Cilt 12 Bölüm 30 – Haeru

avatar
4696 9

Coiling Dragon - Cilt 12 Bölüm 30 – Haeru


Kitap 12 (Tanrıların Gelişi)  Bölüm  30  – Haeru

Çeviri : Gin   Düzenleme : Dr.Hiluluk

 

 

Bu sessiz, huzurlu günler birbiri ardına geçti. Göz açıp kapatıncaya kadar altı ay geçmişti.

Linley sıvı altın ruh özlerini tamamen özümsemişti. Şu anda, kılıç şekilli ruhu öncekine kıyasla bir boy büyük olsa da, kalite yönünden kesinlikle değişmişti.

 

“O İlahın bu kadar çok ruhu toplayıp işlemek istemesine şaşırmamalı.” Linley gülmeden edemedi.
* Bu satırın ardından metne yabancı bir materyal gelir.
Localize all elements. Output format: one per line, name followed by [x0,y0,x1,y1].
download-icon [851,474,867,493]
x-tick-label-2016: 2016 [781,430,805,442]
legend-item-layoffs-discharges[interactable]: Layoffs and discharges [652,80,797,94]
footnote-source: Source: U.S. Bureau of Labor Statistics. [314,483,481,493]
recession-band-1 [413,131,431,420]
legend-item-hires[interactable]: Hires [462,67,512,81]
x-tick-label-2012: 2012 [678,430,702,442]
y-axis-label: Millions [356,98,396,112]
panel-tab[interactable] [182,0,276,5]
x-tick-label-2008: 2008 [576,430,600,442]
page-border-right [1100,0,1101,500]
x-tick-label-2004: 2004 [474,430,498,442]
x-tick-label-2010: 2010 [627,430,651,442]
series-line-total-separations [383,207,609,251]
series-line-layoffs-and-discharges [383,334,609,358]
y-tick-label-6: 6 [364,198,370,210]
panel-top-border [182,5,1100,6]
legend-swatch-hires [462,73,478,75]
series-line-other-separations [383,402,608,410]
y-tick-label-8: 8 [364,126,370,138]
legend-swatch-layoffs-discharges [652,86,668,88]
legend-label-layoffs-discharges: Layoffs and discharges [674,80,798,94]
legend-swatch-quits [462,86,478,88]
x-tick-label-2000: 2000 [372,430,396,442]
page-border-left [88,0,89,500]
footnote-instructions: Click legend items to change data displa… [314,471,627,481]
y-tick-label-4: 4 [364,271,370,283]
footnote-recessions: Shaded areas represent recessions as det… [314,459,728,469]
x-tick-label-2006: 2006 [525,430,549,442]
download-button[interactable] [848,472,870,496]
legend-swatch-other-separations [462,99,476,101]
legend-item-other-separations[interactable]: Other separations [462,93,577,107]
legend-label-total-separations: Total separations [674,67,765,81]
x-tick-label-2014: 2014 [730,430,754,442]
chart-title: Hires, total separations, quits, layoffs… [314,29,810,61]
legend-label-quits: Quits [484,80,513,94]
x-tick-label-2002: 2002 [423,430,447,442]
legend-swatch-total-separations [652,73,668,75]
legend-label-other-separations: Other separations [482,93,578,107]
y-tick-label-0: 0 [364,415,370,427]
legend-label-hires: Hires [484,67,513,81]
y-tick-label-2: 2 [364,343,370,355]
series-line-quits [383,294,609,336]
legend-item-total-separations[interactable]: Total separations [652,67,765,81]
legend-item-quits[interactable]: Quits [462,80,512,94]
Ancak Ruh Büyücüsü şanssızdı; onca çabası sonunda başka birisinin işine yaramıştı.

Linley ruh özlerinin tamamını özümsedikten sonra, Ejderkanı Kalesinde şöyle bir dolaşmak için cep boyuttan ayrıldı. Çiçek tarhlarının yanında yürürken siyah bir gölgenin havadan ona doğru yaklaştığını fark etti.

“Efendim.” Siyah gölge Linley’in yanında durdu. Bu Karabulut Panteri Haeru’ydu.

“Haeru, yine Karanlık Orman’a mı gidiyorsun?” Linley güldü.

Hearu kocaman kafasıyla onayladı.

Linley Hearu ve diğer üç aziz seviye ejderhanın insanlarla birlikte yaşamaya alışık olmadıklarını biliyordu. Dördü ara sıra Ejderkanı Kalesinde kalırdı. Zamanlarının çoğunu Karanlık Orman, Sihirli Canavarlar Sıra Dağları ya da Akşam Güneşi Sıra Dağlarında geçiriyorlardı.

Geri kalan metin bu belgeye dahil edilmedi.